そんな、さして興味を持てないお笑いコンビによるトークとゲームコーナーを収録したDVDを、どうして購入してしまったのか。発売時期が年末年始で気持ちが舞い上がっていたからなのか、三か月連続リリースという売り文句に魅力を感じたからなのか、今となってはまったく思い出せない。……その結果、購入して一年以上が経過した今になって、ようやく鑑賞するに至った次第である。まあ、これに関しては興味云々以前に、膨大な収録時間に物怖じしていたことの方が、理由としては大きい。社会人として真っ当な休養を取らなくてはならない休日祝日に、若手芸人がトークとゲームコーナーで盛り上がっている姿を170分かけて鑑賞する勇気が私には無かったのだ。しかし、このまま放置し続けて、せっかくのDVDを単なるタンスの肥やしにしてしまうというのも勿体無いではないかと気持ちを入れ替え、ブツ切りでの鑑賞を覚悟し、本作を再生したのであった。

……で、これがバカに面白かったから、驚いた。

往々にして、こういったDVDに厳選して収録されている芸人のフリートークというと、『人志松本のすべらない話』で採用されるためだけに作られたような、練り込まれたエピソードトークになっているものだが、チーモンチョーチュウのトークはとにかくゆるい。どうでもいい思い付きや他愛のない出来事を、ごくごく普通に立ち話をしているかのようなスタンスで話している。この低い温度が、実にいい。笑いを取ってやろうというギラギラ感の無さが、観ている人間のハードルをじんわりと下げ、気軽に楽しませてくれる。白井のちょっとポンコツ感が漂う程のこなれてなさ(しかし時に爆笑を生み出すワードの引き出しを見せる)が、そのゆるさを更に強調している。他のよしもと芸人による“シチサンLIVE”でのトークを確認していないので、もしかすると、このゆるさは彼らに限ったものではないのかもしれないが……とにかく、変に気合の入った内容になっていなかったことは、自分にとっては好印象だった。
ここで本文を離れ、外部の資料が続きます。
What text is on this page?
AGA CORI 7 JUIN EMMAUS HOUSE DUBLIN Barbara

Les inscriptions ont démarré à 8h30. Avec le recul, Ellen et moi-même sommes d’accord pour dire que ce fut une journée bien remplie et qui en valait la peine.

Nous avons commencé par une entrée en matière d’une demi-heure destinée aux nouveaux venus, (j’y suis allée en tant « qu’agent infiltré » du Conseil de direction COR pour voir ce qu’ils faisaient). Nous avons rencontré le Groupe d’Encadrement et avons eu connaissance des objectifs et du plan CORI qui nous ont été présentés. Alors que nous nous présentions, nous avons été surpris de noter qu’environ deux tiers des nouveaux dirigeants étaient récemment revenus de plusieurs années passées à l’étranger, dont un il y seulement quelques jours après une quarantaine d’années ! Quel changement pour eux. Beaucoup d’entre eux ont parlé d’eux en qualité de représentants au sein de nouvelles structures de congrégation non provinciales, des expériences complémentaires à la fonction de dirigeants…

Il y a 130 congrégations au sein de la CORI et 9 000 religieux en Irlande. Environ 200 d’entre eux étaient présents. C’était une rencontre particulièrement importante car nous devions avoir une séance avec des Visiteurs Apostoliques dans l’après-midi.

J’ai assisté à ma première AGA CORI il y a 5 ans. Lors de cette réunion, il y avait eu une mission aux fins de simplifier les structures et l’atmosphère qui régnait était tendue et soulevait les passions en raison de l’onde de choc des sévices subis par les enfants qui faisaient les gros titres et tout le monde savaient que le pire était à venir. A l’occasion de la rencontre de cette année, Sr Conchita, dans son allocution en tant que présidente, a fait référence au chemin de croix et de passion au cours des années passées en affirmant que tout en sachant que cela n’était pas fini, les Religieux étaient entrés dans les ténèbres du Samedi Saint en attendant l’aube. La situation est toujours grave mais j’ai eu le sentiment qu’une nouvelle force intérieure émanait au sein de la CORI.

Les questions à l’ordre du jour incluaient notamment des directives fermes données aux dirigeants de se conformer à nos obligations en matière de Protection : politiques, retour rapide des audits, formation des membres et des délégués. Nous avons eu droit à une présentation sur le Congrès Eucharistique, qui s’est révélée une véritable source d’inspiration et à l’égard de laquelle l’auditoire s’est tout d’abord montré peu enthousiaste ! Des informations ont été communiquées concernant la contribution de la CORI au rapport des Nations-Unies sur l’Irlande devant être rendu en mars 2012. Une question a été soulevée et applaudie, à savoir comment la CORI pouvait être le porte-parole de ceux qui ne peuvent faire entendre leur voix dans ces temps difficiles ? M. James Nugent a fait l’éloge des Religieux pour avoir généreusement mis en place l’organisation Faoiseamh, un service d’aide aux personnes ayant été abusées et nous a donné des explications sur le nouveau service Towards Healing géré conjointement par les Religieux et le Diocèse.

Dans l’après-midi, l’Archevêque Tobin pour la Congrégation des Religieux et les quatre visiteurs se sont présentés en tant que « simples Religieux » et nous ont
一方、複数の芸人が参加するゲームコーナーでは、ゆるゆるとしたトークではまったく見せなかった二人のサディスティック性が前面に表れる。例えば、両手両足をまとめて縛った状態でのジェスチャーゲームを開催して、身動きが取れずに倒れ込んだ芸人たちの醜態を観客に見せつける。四人の芸人たちを舞台上に寝かせ、上に“殺”と書かれた大きな板を敷き、その上を通過する人間が何を持っているのかを当てさせるという課題の元、ガンガン芸人たちを踏みつける。手の甲が当たるところに中身を開いたアンマンを置いた状態で腕相撲をして、負けた芸人がコブシにくっついたアンコに悶絶する姿を大笑いしながら眺める。時に精神的に、時に肉体的に、ゲームコーナーという名目で若手芸人を追い詰める姿は、ある種の調教プレイを思わせる。それでも、嫌悪感よりも笑いが引き出されるのは、きっとコーナーそのものの下らなさが勝っているからなのだろう。個人的に、チーモンチョーチュウの初DVD『チーモンチョーチュー』への出演権を賭けて彼らと親しい五人の芸人たちが戦った『寿司ガム』というゲームには、大いに感心した。これがどういうものなのかは、実際にDVDを鑑賞して確認してもらいたい。なんというか、新しい罰ゲームの扉が開いたような気がした。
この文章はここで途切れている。